Il gruppo punta a ridurre i costi e salvare la divisione mobilità, colpita da crisi strutturale e concorrenza globale

Bosch taglia 13mila posti: nuova scossa all’automotive tedesco© Picture: Bosh

Bosch, gigante tedesco della componentistica per auto, taglierà 13.000 posti di lavoro da qui al 2030. L’annuncio rientra in un più ampio piano di ristrutturazione da 2,5 miliardi di euro l’anno, che coinvolgerà anche logistica e catene di approvvigionamento.

La misura si aggiunge ai 9.000 esuberi già previsti entro fine 2024, portando il totale dei tagli annunciati a 22.000 posti.
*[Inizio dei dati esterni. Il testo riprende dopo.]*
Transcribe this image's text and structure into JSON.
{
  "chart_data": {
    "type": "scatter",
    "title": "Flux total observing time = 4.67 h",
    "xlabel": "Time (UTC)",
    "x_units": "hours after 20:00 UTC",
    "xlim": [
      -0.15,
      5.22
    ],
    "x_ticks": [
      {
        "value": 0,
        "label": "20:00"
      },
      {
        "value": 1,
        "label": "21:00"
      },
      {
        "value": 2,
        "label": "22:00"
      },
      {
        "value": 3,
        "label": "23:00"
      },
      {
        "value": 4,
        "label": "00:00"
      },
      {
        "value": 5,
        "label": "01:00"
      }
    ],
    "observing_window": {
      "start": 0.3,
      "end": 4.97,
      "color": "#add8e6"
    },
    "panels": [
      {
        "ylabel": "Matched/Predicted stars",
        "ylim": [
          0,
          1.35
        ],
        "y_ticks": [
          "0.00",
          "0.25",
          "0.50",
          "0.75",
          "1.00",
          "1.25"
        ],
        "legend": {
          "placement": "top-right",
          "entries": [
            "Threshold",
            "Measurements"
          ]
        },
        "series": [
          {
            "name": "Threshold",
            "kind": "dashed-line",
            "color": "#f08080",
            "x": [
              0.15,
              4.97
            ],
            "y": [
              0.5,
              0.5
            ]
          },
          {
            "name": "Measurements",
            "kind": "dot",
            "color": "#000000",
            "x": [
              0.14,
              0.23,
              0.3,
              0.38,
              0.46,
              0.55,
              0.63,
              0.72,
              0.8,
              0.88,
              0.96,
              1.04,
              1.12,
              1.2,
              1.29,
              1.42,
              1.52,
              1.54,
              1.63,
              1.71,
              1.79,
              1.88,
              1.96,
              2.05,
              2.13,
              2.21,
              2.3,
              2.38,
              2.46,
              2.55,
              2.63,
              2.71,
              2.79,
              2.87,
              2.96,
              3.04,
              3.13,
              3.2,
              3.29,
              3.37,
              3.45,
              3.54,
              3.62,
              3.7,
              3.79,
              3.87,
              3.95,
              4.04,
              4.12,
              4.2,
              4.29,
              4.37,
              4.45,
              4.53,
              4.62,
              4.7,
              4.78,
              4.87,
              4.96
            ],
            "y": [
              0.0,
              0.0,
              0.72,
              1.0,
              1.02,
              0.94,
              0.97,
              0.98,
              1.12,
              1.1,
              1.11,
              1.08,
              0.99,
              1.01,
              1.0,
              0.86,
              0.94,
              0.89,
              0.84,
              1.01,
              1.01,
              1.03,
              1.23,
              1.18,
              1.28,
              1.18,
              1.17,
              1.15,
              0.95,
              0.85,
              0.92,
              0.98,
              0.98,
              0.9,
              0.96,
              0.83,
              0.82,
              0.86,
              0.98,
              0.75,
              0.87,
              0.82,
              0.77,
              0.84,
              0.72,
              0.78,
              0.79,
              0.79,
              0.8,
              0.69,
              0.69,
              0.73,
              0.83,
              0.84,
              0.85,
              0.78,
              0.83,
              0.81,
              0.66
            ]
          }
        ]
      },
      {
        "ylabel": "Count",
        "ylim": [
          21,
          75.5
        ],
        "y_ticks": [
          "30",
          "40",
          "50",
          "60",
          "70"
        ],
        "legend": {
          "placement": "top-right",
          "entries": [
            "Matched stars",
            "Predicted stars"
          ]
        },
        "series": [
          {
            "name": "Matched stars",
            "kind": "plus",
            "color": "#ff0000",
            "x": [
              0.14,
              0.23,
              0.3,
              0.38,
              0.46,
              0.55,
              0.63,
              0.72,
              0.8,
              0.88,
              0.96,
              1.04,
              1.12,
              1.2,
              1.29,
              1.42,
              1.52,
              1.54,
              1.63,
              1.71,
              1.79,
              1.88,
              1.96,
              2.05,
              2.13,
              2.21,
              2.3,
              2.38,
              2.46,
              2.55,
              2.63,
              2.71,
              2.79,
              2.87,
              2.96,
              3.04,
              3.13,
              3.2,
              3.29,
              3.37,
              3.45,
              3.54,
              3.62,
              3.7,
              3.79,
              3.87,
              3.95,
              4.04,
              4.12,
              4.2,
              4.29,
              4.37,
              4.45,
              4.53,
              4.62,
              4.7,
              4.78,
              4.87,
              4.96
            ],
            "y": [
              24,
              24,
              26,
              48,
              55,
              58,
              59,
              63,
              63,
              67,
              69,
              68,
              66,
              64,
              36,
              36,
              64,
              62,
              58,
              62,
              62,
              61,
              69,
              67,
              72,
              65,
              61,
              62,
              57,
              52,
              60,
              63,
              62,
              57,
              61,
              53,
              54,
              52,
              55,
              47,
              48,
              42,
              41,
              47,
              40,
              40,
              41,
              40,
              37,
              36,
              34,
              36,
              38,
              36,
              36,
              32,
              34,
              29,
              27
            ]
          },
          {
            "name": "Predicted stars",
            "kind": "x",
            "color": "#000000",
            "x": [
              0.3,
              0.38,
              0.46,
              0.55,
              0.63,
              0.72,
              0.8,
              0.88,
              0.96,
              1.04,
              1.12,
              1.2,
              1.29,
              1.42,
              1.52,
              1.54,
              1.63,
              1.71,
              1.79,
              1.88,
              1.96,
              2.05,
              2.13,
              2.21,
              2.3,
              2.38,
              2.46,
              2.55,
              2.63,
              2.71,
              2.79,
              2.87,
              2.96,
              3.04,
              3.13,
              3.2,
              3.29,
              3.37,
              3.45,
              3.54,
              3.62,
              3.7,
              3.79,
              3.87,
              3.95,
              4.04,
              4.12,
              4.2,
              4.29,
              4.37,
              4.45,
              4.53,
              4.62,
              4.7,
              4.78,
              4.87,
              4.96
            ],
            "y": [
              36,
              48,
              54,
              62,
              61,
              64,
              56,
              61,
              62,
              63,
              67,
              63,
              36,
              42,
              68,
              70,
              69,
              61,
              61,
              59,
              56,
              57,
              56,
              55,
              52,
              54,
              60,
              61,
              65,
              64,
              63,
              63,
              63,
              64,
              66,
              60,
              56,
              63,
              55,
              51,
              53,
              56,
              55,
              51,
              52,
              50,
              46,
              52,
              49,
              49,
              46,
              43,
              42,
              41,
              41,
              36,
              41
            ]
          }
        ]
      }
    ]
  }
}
Solo nel 2024 la multinazionale ha ridotto la forza lavoro globale di 11.600 unità, di cui 4.500 in Germania.

La divisione mobilità, cuore del business con 57 miliardi di fatturato su 90 complessivi, è quella più colpita. I tagli si concentreranno soprattutto nella regione di Stoccarda, dove Bosch ha impianti storici a Feuerbach, Schwieberdingen e Waiblingen.

La crisi della mobilità tedesca colpisce Bosch

Il piano è una risposta alla crescente crisi del settore. Bosch soffre per la debolezza della domanda globale, lo slittamento della transizione elettrica, la sovra-capacità produttiva e la pressione della concorrenza cinese. Le componenti per auto elettriche richiedono meno manodopera rispetto ai motori tradizionali, rendendo inevitabili i tagli.

La redditività della divisione mobilità si è fermata al 3,8%, ben lontana dall’obiettivo del 7%. Le prospettive restano deboli: Bosch prevede per il 2025 una crescita di appena il 2%, a fronte di un leggero calo nel 2024.

Un comparto in difficoltà

La crisi non riguarda solo Bosch. Negli ultimi mesi Volkswagen ha annunciato 35.000 esuberi entro il 2030, ZF ne prevede 14.000 entro il 2028, e altre aziende come Kiekert, Ford, Continental e Porsche hanno avviato tagli di personale.